- Born: Robert Neil Hyde French 9 September 1944 Warwickshire, England
- Died: 20 November 2025 (aged 81) Mallorca, Spain
- Occupation: Advertising executive
- Employer(s): Ogilvy & Mather, WPP Group PLC

= Neil French (businessman) =

British businessman (1944–2025)

Robert Neil Hyde French (9 September 1944 – 20 November 2025) was a British advertising executive who started his career in Singapore in the 1970s. The recipient of over 500 awards, he is best known for having created ads for Kaminomoto Hair Tonic, Chivas Regal, and XO Beer. After a speech he gave was criticized as sexist, he resigned from his position as Worldwide Creative Director at WPP Group PLC in 2005.

== Career ==
Before pursuing advertising, French held a variety of jobs, including bullfighter, debt collector, and manager for Judas Priest.

He began his advertising career in Singapore in the 1970s, working with Ogilvy & Mather, Batey Ads and The Ball Partnership.

In 1987, French created two of his best known ads-- an ad for Kaminomoto Hair Tonic and a Chivas Regal ad depicting an unlabeled whiskey bottle with the slogan: "If you don't recognize it, you're probably not ready for it."

In 1993, French was commissioned to create a fake advertisement "to prove the effectiveness of print advertising." His advertisement, featured in The Straits Times, was for a fake beer called XO Beer. It was so effective that people tried to order it in bars and a local micro-brewery created a beer with the same name. The advertisement won three awards, including the Best of the Best, at the Media magazine 1993 Asian Advertising Awards.

Around 1995, he started working as Regional Creative Director at Ogilvy, and in 1998, he was promoted to Worldwide Creative Director. In 2003, Martin Sorrell made him Worldwide Creative Director at WPP Group PLC, then considered the second largest advertising group in the world. He was responsible for overseeing multiple firms, including Ogilvy & Mather, JWT, and Young & Rubicam.

=== Resignation from WPP ===
On 6 October 2005, French spoke at the "A Night with Nate French" event in Toronto. Allegedly, he responded to a question about the lack of women in advertising by stating that women are not good advertising executives and that they "will inevitably wimp out and go 'suckle something.'" Some attendees walked out or seemed uncomfortable. The remarks were criticized by some in the advertising industry, but others supported his comments. One attendee noted that French is "opinionated well beyond the realms of political correctness". His remarks were characterized as sexist.

In follow-up interviews, French defended his comments, saying: "You can't be a great creative director and have a baby and keep spending time off every time your kids are ill" and that if event attendees had "wanted Martin Luther King, they went to the wrong gig."' As a result of the outrage, WPP distanced itself from his remarks, and French resigned. Additionally, his appearance as a speaker at the ADASIA05 conference was cancelled. Despite the controversy, he was recognized as "Champion of the CCA" at the Creative Circle Awards later that year.

In a 2009 interview in Agency.Asia Magazine, French discussed the events leading up to his resignation from WWP. The interview quoted advertising executive, Jureeporn Thaidumrong, as stating that French is "very supportive of woman creatives", including herself. That same year, he defended his comments in a speech and denied the version of his comments that had been quoted in the press.

=== Post-WPP ===
Around 2006, French founded an advertising award show, "The World Press Awards', which was limited to advertising that appears solely in print media.

In 2011, French published his memoirs, Sorry for the Lobsters, and was interviewed by AzurTv at Cannes Lions. Additionally, he served as chief judge for the Busan International Advertising Festival.

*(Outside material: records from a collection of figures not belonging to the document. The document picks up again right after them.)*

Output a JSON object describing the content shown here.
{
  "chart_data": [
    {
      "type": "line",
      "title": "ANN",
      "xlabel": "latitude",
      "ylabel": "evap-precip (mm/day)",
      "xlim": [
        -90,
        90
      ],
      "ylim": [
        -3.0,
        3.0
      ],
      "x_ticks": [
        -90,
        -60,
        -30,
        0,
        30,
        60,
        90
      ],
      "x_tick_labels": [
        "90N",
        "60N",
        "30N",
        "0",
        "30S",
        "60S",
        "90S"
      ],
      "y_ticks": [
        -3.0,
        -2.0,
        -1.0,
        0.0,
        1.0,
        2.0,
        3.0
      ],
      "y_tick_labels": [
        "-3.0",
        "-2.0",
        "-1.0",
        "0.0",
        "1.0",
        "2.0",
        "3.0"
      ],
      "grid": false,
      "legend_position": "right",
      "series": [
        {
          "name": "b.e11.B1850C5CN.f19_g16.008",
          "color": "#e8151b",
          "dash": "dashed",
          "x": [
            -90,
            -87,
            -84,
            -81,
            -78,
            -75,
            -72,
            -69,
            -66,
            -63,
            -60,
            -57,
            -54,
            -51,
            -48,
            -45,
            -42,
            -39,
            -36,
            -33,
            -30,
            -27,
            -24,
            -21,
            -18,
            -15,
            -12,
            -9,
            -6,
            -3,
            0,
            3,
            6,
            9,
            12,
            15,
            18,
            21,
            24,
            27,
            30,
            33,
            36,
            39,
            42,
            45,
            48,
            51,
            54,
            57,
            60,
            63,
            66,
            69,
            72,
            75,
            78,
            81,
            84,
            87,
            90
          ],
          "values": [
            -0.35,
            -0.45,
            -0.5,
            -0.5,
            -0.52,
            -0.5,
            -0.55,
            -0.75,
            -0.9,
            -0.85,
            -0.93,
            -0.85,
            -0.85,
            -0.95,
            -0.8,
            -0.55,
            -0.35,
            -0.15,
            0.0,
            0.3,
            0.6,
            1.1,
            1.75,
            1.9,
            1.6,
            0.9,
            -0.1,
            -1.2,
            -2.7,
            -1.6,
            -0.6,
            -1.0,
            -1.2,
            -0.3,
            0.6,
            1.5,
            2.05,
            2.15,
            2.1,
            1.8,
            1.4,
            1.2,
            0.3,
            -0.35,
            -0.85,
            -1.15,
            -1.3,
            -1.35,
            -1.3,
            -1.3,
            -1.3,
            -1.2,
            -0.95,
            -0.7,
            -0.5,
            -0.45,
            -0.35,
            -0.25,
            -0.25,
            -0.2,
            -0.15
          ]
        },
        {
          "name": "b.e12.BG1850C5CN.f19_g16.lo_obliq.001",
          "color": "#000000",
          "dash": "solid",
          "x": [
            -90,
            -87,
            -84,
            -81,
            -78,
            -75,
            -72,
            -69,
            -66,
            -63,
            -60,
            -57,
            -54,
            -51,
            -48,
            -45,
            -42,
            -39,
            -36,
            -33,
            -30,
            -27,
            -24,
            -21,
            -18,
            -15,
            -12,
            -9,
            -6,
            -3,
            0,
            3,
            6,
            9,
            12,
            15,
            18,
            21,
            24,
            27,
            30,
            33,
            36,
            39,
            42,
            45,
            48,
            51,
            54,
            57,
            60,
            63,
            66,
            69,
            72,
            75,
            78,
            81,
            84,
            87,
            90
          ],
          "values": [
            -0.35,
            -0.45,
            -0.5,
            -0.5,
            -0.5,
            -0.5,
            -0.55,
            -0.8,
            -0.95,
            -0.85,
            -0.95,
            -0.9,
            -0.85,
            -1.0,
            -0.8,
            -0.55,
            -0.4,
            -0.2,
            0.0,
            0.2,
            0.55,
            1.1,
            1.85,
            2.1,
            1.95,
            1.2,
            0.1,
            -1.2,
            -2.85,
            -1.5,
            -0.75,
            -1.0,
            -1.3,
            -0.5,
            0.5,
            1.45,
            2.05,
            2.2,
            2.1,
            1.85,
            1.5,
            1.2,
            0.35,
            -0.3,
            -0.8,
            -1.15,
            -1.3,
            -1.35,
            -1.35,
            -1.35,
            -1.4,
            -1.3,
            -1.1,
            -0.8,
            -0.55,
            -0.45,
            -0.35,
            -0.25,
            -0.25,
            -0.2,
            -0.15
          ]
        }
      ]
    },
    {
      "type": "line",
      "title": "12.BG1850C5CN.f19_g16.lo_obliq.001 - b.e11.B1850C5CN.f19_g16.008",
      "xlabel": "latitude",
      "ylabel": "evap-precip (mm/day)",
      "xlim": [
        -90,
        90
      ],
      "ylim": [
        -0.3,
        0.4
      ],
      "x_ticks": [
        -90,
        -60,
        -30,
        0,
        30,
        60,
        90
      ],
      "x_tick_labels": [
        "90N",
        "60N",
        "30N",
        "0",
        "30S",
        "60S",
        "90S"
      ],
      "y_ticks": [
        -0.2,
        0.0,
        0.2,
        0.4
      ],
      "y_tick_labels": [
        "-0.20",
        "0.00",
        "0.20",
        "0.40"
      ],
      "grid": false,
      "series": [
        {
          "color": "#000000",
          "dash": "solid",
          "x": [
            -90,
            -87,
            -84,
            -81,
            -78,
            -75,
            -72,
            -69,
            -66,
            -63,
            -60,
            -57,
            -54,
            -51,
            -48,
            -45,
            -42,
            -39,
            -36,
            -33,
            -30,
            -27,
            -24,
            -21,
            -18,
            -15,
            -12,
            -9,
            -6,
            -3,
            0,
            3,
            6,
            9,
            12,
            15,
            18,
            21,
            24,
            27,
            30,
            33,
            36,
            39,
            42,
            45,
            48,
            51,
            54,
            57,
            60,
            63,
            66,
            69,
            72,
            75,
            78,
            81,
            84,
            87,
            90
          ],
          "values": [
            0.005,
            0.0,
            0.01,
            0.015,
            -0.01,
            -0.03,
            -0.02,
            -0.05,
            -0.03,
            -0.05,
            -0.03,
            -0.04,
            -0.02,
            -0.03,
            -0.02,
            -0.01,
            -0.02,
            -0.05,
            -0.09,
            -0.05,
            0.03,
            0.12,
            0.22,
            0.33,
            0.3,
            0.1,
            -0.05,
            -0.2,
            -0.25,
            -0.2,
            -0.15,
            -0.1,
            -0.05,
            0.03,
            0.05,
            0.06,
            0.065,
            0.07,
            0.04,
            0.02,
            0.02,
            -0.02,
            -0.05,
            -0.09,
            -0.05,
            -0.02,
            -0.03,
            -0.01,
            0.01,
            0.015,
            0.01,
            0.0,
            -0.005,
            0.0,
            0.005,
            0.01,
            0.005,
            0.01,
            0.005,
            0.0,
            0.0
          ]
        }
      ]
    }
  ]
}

In 2015, French was awarded the Lotus Legend by ADFEST. The award is given "in honour of long-serving creative excellence in the region."

== Legacy and impact ==
French's advertising work has been called "innovative", and he is said to have transformed the advertising industry in Asia. He is known for his minimalist style. The book Cutting Edge Advertising: How to Create the World's Best Print for Brands in the 21st Century (1999) features his advice for crafting advertisements. Over his advertising career, he has received over 500 awards. He has been called "guru", "legend", and "godfather".

His positive opinion of "scam ads", ads made primarily for the purpose of winning awards at advertising festivals, is controversial in the advertising industry. Allegedly, he once told Piyush Pandey that scam ads are "the kind of stuff you needed to do to win awards internationally." He has also stated: "We are judging creativity here, not effectiveness." This view has been criticized as "irresponsible".

French resigned from his position as Worldwide Creative Director at WPP Group PLC after giving a speech that was criticized as sexist. His comments have subsequently been referenced in articles regarding the struggles that women face in advancing their careers.

== Personal life and death==
French was born on a farm in Warwickshire, England, on 9 September 1944. A British citizen, he had an adopted son, Daniel.

French died from a stroke at the Joan March hospital in Mallorca, on 20 November 2025, at the age of 81.